In closing, the thesis identifies additional areas of research that are required to support the development of adaptable policies scalable to the rapidly changing cyber threat environment. As demonstrated through the literature review, the existing research into the threats against U.S. critical cyber infrastructure has generally focused on the two key methods of attaining cyber security: 1) utilizing defensive technology as described in John McHugh, Alan Christie, and Julia Allen’s article “Defending Yourself: The Role of Intrusion Detection Systems,” regarding intrusion detection systems, [7]  for example, and 2) offensive operations that identify and eliminate the actors who seek to target our cyber systems [8]  as discussed in Susan Brenner’s article in the Journal of Criminal Law and Criminology titled “At Light Speed.”

Areas for future research include a review of emerging technologies that provide more adaptable defensive precautions through leveraging artificial intelligence. At some point, it is possible that the technology will supplant the need for human decisions and intervention that is often identified as the point of failure during a post-intrusion review. Another area of valuable research is a review of successful cyber security efforts initiated by the private sector, how the need for those efforts was advertised within the corporate structure to gather support, and the way that those successes could be imitated or initiated throughout the government enterprise. Related to this topic, a comprehensive study of the cyber security efforts of other nations and whether those efforts could be employed within the U.S. could prove beneficial to policy makers. Finally, additional research regarding deterrence or game theory as it applies to low-level attackers, advanced/organized criminal actors, and nation-state supported cyber threats should be conducted to more thoroughly evaluate the effectiveness of offensive operations against attackers of different skill levels and motivations.

---

[1] Uniting and Strengthening America by Providing Appropriate Tools Required to Intercept and Obstruct Terrorism (USA Patriot Act) Act of 2001, Pub. L. No. 107-56, 115 Stat. 272 (2001).

[2] An Act to Establish the Department of Homeland Security, and for Other Purposes (Homeland Security Act) Act of 2002, Pub. L. No. 107-296 Stat. 2135 (2002).

[3] U.S. Department of Homeland Security (DHS), National Infrastructure Protection Plan, (Washington, DC: DHS, 2009) https://www.dhs.gov/national-infrastructure-protection-plan.

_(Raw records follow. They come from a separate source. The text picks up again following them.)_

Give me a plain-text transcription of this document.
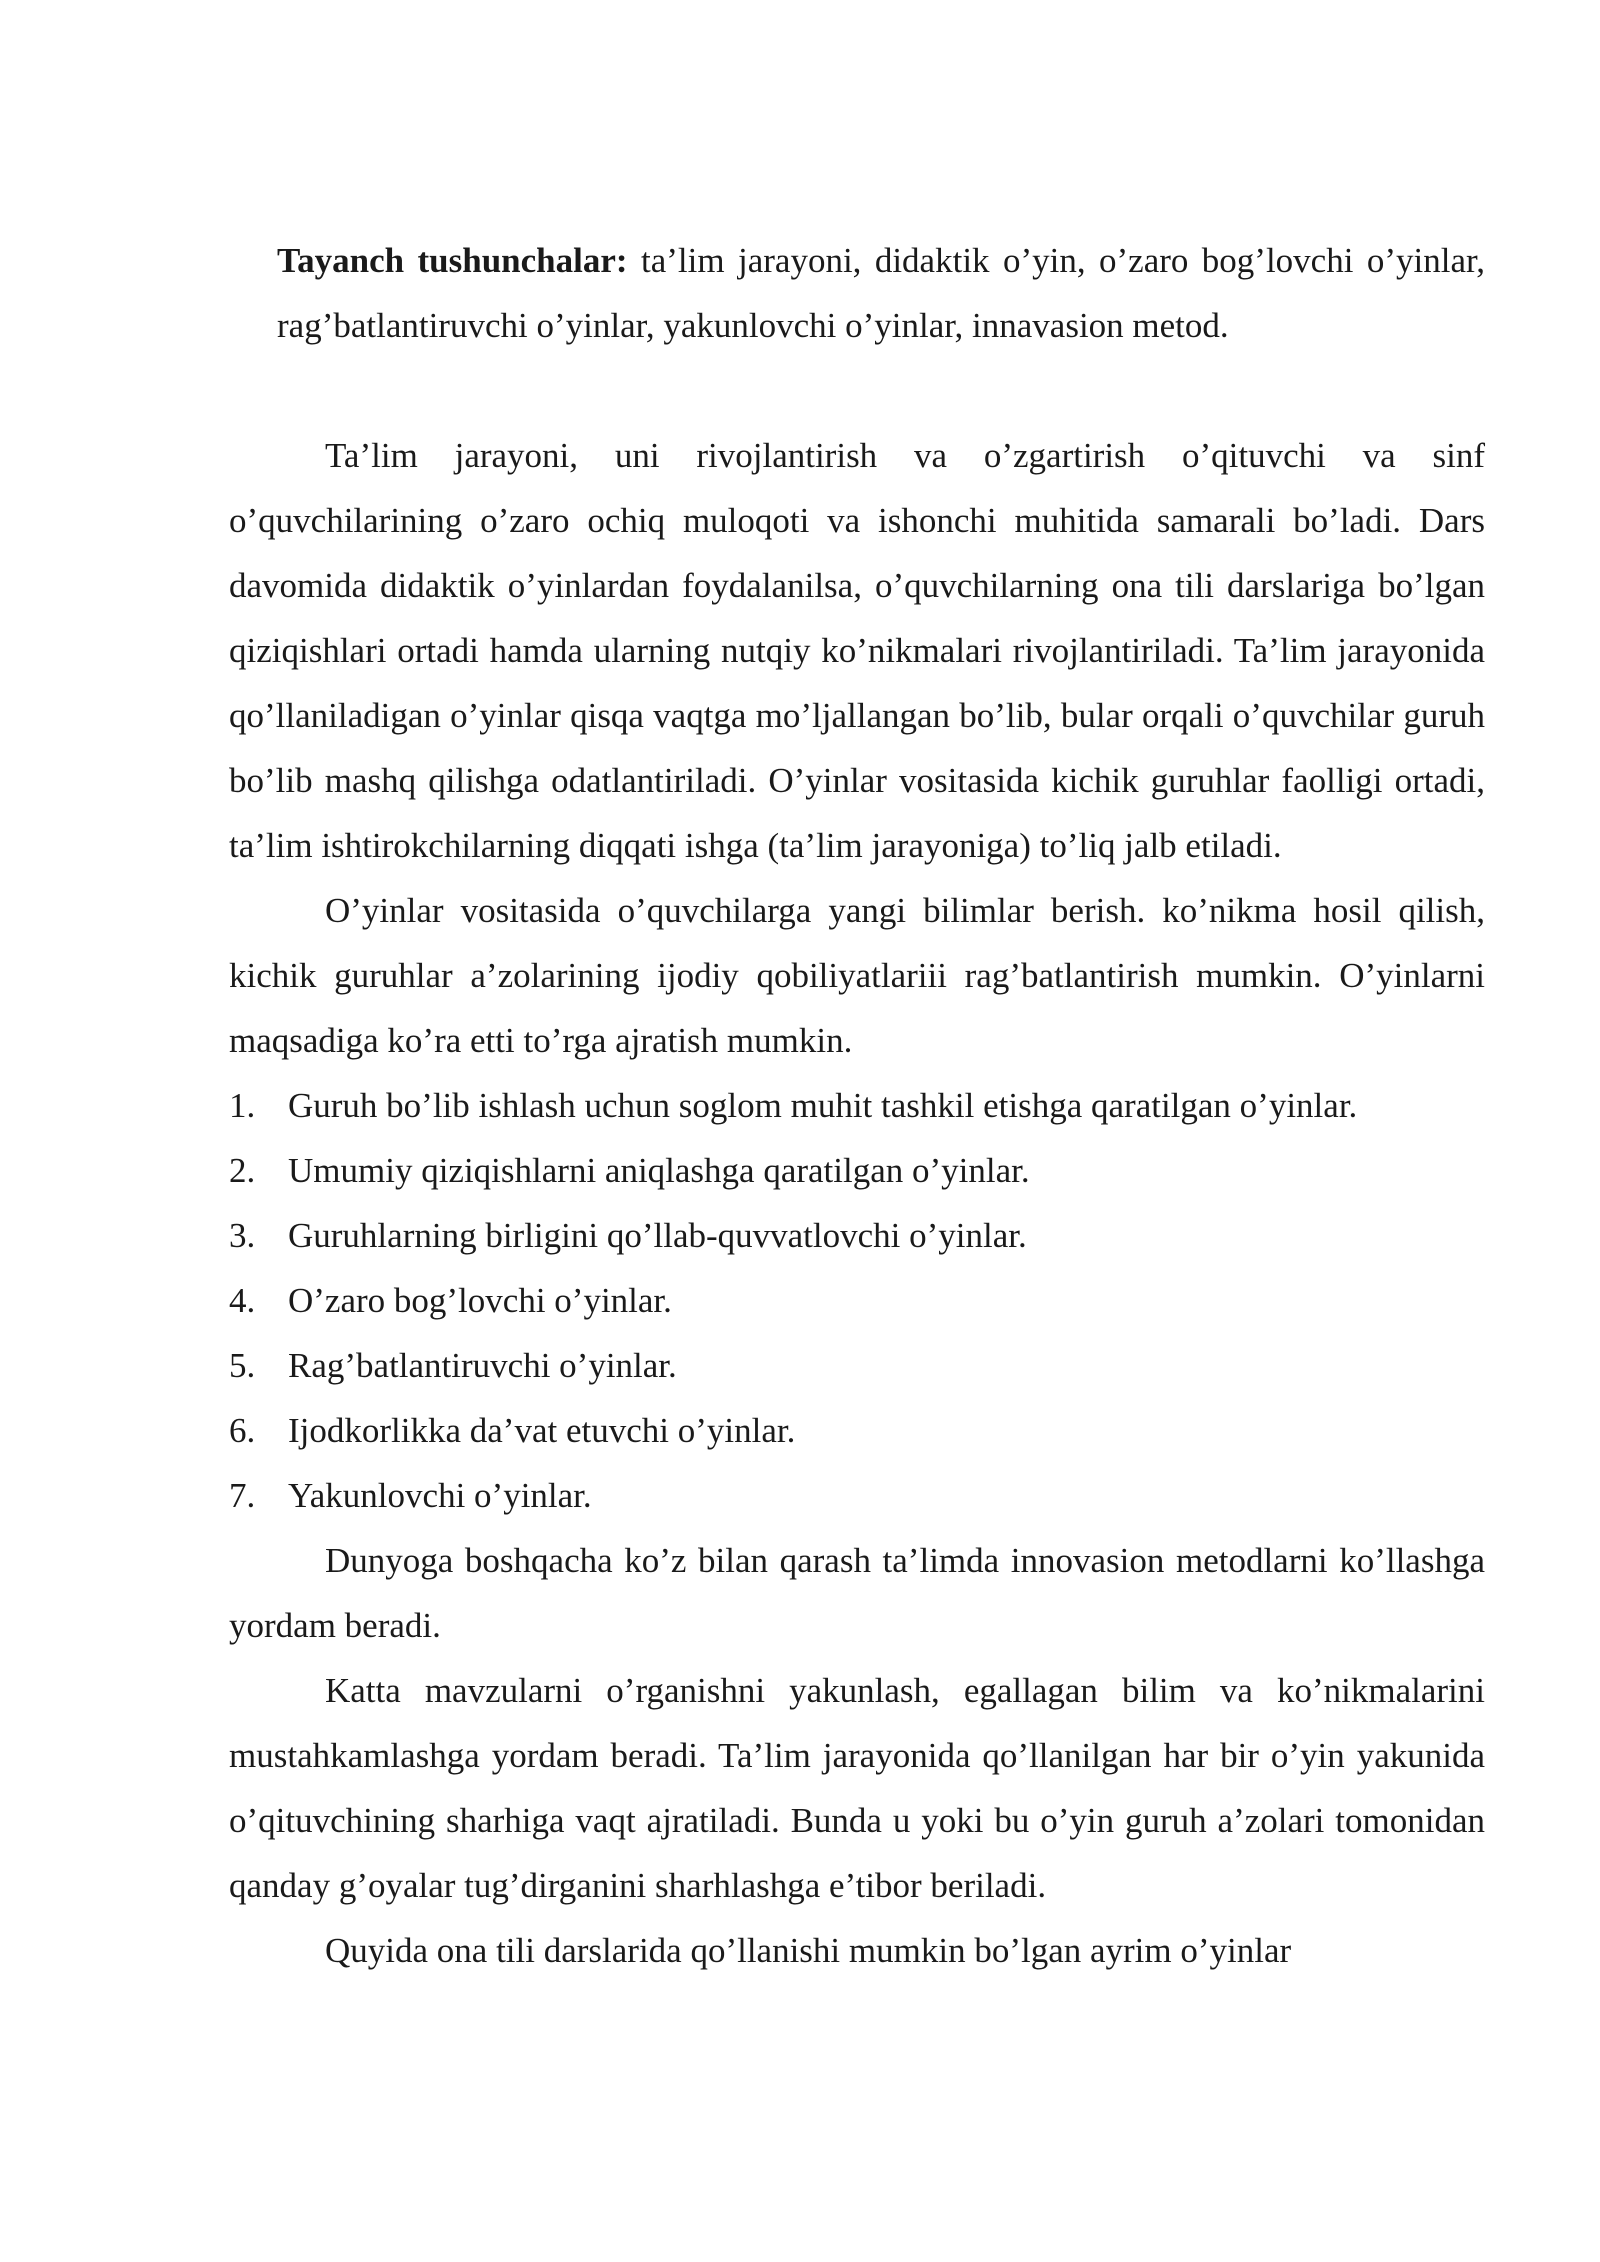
Tayanch tushunchalar: ta’lim jarayoni, didaktik o’yin, o’zaro bog’lovchi o’yinlar, rag’batlantiruvchi o’yinlar, yakunlovchi o’yinlar, innavasion metod.

Ta’lim jarayoni, uni rivojlantirish va o’zgartirish o’qituvchi va sinf o’quvchilarining o’zaro ochiq muloqoti va ishonchi muhitida samarali bo’ladi. Dars davomida didaktik o’yinlardan foydalanilsa, o’quvchilarning ona tili darslariga bo’lgan qiziqishlari ortadi hamda ularning nutqiy ko’nikmalari rivojlantiriladi. Ta’lim jarayonida qo’llaniladigan o’yinlar qisqa vaqtga mo’ljallangan bo’lib, bular orqali o’quvchilar guruh bo’lib mashq qilishga odatlantiriladi. O’yinlar vositasida kichik guruhlar faolligi ortadi, ta’lim ishtirokchilarning diqqati ishga (ta’lim jarayoniga) to’liq jalb etiladi.

O’yinlar vositasida o’quvchilarga yangi bilimlar berish. ko’nikma hosil qilish, kichik guruhlar a’zolarining ijodiy qobiliyatlariii rag’batlantirish mumkin. O’yinlarni maqsadiga ko’ra etti to’rga ajratish mumkin.

1. Guruh bo’lib ishlash uchun soglom muhit tashkil etishga qaratilgan o’yinlar.
2. Umumiy qiziqishlarni aniqlashga qaratilgan o’yinlar.
3. Guruhlarning birligini qo’llab-quvvatlovchi o’yinlar.
4. O’zaro bog’lovchi o’yinlar.
5. Rag’batlantiruvchi o’yinlar.
6. Ijodkorlikka da’vat etuvchi o’yinlar.
7. Yakunlovchi o’yinlar.

Dunyoga boshqacha ko’z bilan qarash ta’limda innovasion metodlarni ko’llashga yordam beradi.

Katta mavzularni o’rganishni yakunlash, egallagan bilim va ko’nikmalarini mustahkamlashga yordam beradi. Ta’lim jarayonida qo’llanilgan har bir o’yin yakunida o’qituvchining sharhiga vaqt ajratiladi. Bunda u yoki bu o’yin guruh a’zolari tomonidan qanday g’oyalar tug’dirganini sharhlashga e’tibor beriladi.

Quyida ona tili darslarida qo’llanishi mumkin bo’lgan ayrim o’yinlar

[4] Frank Deffer, Planning, Management, and Systems Issues Hinder DHS’ Efforts To Protect Cyberspace and the Nation’s Cyber Infrastructure (OIG -11-89) (Washington, DC: OIG and DHS, June 2011), https://www.hsdl.org/?view&did=683172.

[5] Steven J. Tomisek, Homeland Security: The New Role for Defense (Washington, DC: Institute for National Strategic Studies, National Defense University, 2002).

[6] Tyler Moore, Allan Friedman, and Ariel D. Procaccia, “Would a ‘Cyber Warrior’ Protect Us?: Exploring Trade-Offs between Attack and Defense of Information Systems,” in Proceedings of the 2010 Workshop on New Security Paradigms (New York: 2010 ACM, 2010), 85–94, doi:978-1-4503-0415-3.

[7] John McHugh, Alan Christie, and Julia Allen, “Defending Yourself: The Role of Intrusion Detection Systems,” IEEE Software, September 2000, 42.

[8] Susan W. Brenner, “ ‘At Light Speed’: Attribution and Response to Cybercrime/Terrorism/Warfare,” Journal of Criminal Law and Criminology (1973-) 97, no. 2 (January 1, 2007): 379–475, doi:10.2307/40042831.